All delivery times provided by the Producer are approximate.

10. Delays:

If the Producer has not completed the delivery within the approximate delivery time stated by Producer, the purchaser is entitled to set a delivery deadline which is reasonable under the circumstances, but which must be a minimum of five working days after the approximate delivery time. If the Producer fails to execute delivery either within the delivery deadline set by the purchaser or within a fixed delivery time agreed with the purchaser, and the delay is not due to any of the conditions specified in clause 13, or conditions for which the purchaser is responsible, the purchaser can, with written notice to the Producer, terminate the agreement in relation to those products which cannot be used as expected.
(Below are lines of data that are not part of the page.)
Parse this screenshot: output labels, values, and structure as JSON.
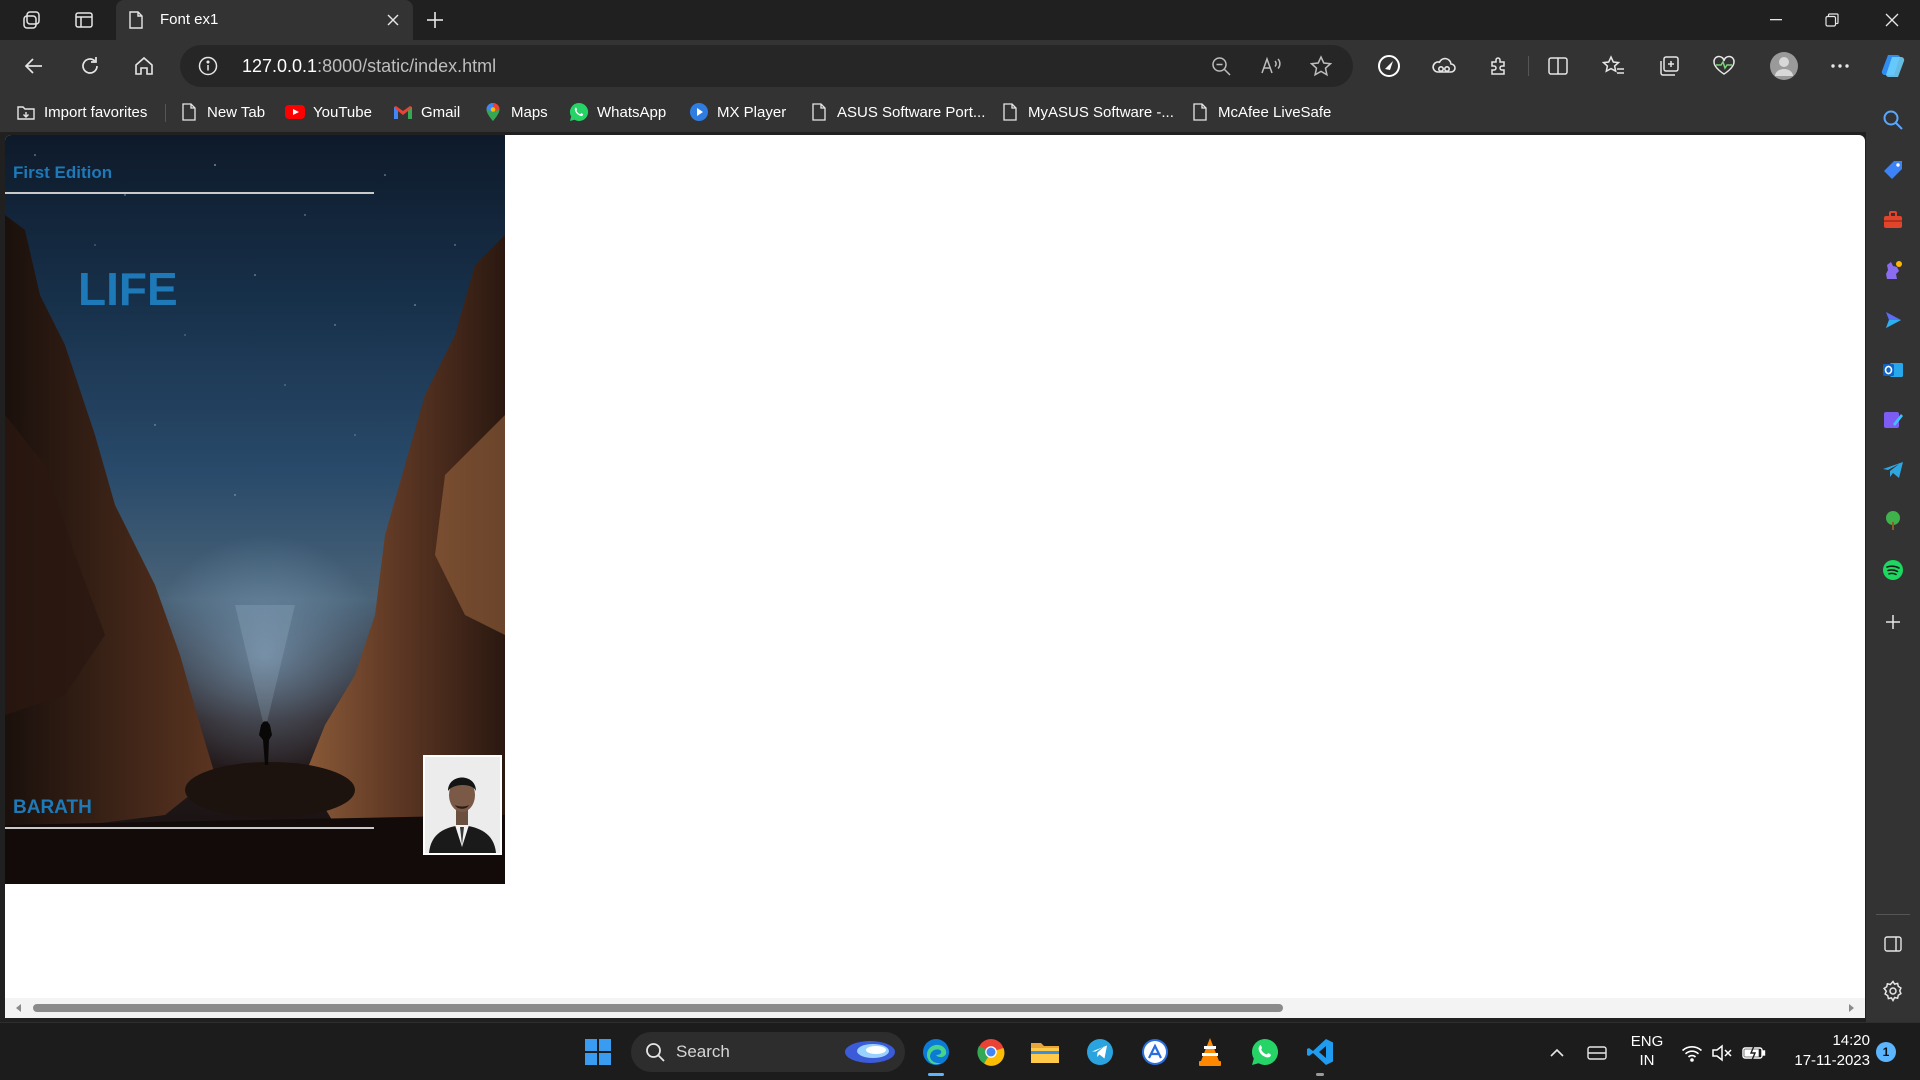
{
  "browser": {
    "tab_title": "Font ex1",
    "url_host": "127.0.0.1",
    "url_path": ":8000/static/index.html"
  },
  "bookmarks": [
    {
      "label": "Import favorites",
      "icon": "import-icon"
    },
    {
      "label": "New Tab",
      "icon": "page-icon"
    },
    {
      "label": "YouTube",
      "icon": "youtube-icon"
    },
    {
      "label": "Gmail",
      "icon": "gmail-icon"
    },
    {
      "label": "Maps",
      "icon": "maps-icon"
    },
    {
      "label": "WhatsApp",
      "icon": "whatsapp-icon"
    },
    {
      "label": "MX Player",
      "icon": "mxplayer-icon"
    },
    {
      "label": "ASUS Software Port...",
      "icon": "page-icon"
    },
    {
      "label": "MyASUS Software -...",
      "icon": "page-icon"
    },
    {
      "label": "McAfee LiveSafe",
      "icon": "page-icon"
    }
  ],
  "page": {
    "edition": "First Edition",
    "title": "LIFE",
    "author": "BARATH",
    "accent_color": "#1d79b8"
  },
  "taskbar": {
    "search_label": "Search",
    "language": "ENG",
    "region": "IN",
    "time": "14:20",
    "date": "17-11-2023",
    "notification_count": "1"
  }
}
An agreement concerning successive delivery can only be terminated for that part of the delivery which has not been completed as expected, unless the purchaser has previously legitimately cancelled part of the delivery. The Producer’s responsibility for delays is further limited under clauses 12 and 13.

11. Defects, claims and liability:

Any claims asserting that deliveries are not contractually compliant or are otherwise defective which the purchaser should have discovered upon due inspection cannot be asserted against the Producer. In other instances, claims must be submitted in writing immediately after receipt of the goods and at the latest 14 days hereafter. The same applies to any purchaser to whom the purchaser resells the goods.

With regard to defects which the purchaser or the purchaser’s purchaser has neither discovered nor should have discovered, the purchaser is entitled to submit such claims to the seller within one year of receipt of the goods, provided that the purchaser complains as soon as it identifies the defect or is alerted to it by its purchaser. Otherwise, the purchaser is no longer entitled to assert a claim for the defect against the Producer.

12. Limitation of liability:

If liability for the delay or defect can be assigned to the Producer, the Producer’s liability in all instances is further limited as prescribed below.

The Producer is not liable for the purchaser’s or other parties’ operating loss, loss of time, loss of profits, loss of earnings or other indirect losses.
The Producer’s maximum liability for each delivery is capped at the purchase price of the product.

13. Exemption from liability (force majeure):

Force majeure and similar circumstances entail exemption from liability if they impede the fulfilment of the agreement or make the fulfilment of the agreement unreasonably burdensome, inter alia:
Labour disputes and any other circumstances which are beyond the control of purchaser and seller such as mobilisation, war, fire, confiscation, currency restrictions, insurrection and civil disorder, lack of means of transport, motive power, raw materials and semi-finished products which form a part of the Producer’s products, natural catastrophes and shortages or delivery delays at subcontractors due to the above or similar circumstances.

The purchaser is only entitled to terminate the agreement upon written notice to the Producer if fulfilment of the agreement is impeded for more than six months by one of the circumstances specified above.

14. Product liability:

The Producer is only subject to product liability to the extent that there has been intent or negligence on the part of the Producer or as a consequence of mandatory legal rules. Aside from the abovementioned instances, the purchaser is required to indemnify the Producer for product liability.

The Producer is not liable for the purchaser’s or other parties’ operating loss, loss of time, loss of profits, loss of earnings or other indirect losses.

15. Applicable law and disputes:

All disputes which may arise between the Producer and the purchaser, including disputes concerning the interpretation of the general terms and conditions of sale and delivery in this agreement, or disputes which may arise in connection with the Producer’s offer/order confirmation, or in relation to any delivery from the Producer to the purchaser, will be settled according to Danish law, and it is agreed that the Court of Esbjerg is the sole venue. In so much as the international law for the sale of goods may be applicable, it is agreed that this law will not supersede the Danish Sale of Goods Act.